A lot of 30 something who would'nt have been caught dead with a myspace account are going to open a facebook account in a "my generation's myspace" kinda way.
posted by SageLeVoid at 6:32 AM on December 1, 2007


Response by poster: (I'm not sure what metric would suggest grouping Germany, the Czech Republic, Poland, Romania and South Africa together)

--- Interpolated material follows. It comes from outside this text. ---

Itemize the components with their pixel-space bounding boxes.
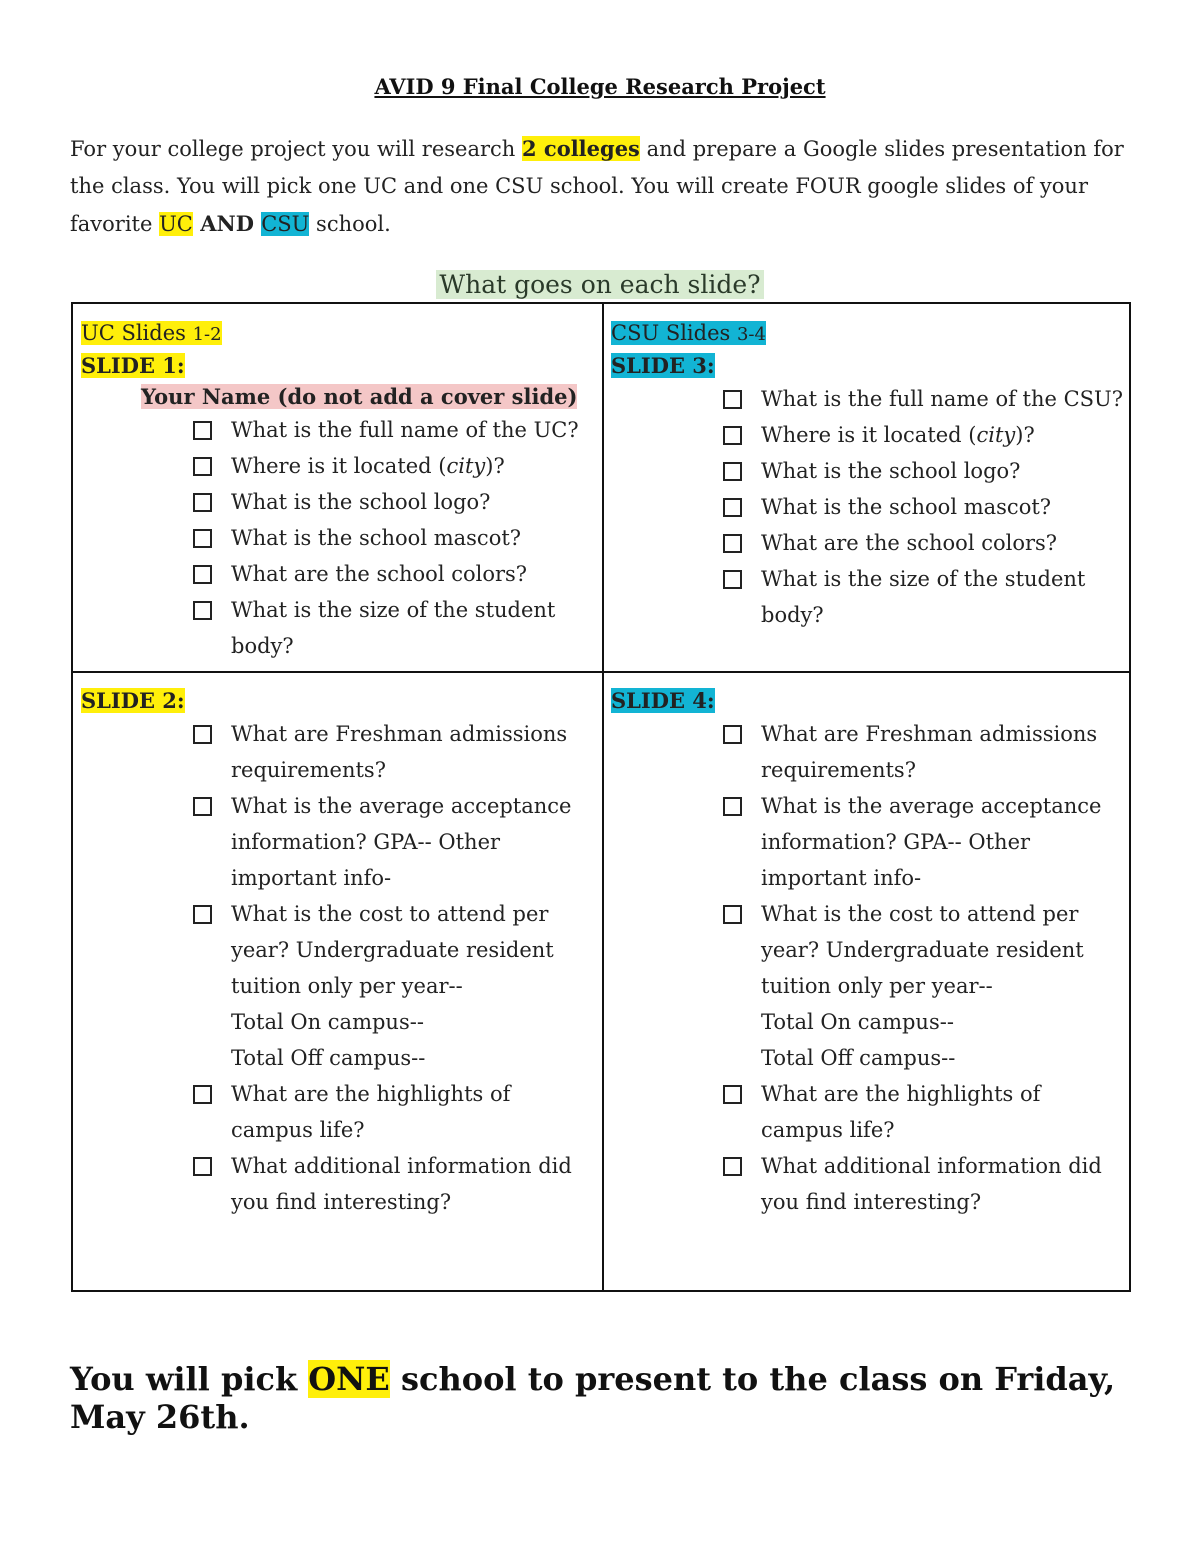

It has to do with a division of a company that controls manufacturing in those countries. Ditto for the Netherlands/Finland/Sweden stuff. My geography's fine, it's just my personal note-taking.
posted by lhall at 9:00 AM on December 1, 2007


I don't know if you are now, or will be later, interested in Russia, but here goes. In that country, the biggest purely social networking site is, far and away, odnoklassniki.ru, which is translated as (and is an exact equivalent of) "classmates.com". Even people who barely know to use a computer have a profile on there. There is also vkontakte.ru (translated as "in touch"), that is more-or-less a Russian facebook clone, but one that is still only open to university students and alumni. There is some aspect of geographical rivalry between the two, as it often happens in Russia - odnoklassniki is a lot more of a "Moscow thing", while vkontakte is a St. Petersburg institution. But most savvy people will have an account on both.

Additionally, a lot of Russians have blogs on (and thus social network through) livejournal.com. It's one of those weird situations where a product developed in country X gains an immense following in country Y for no discernible reason. Same story as the crowds of Brazilians all using orkut.com.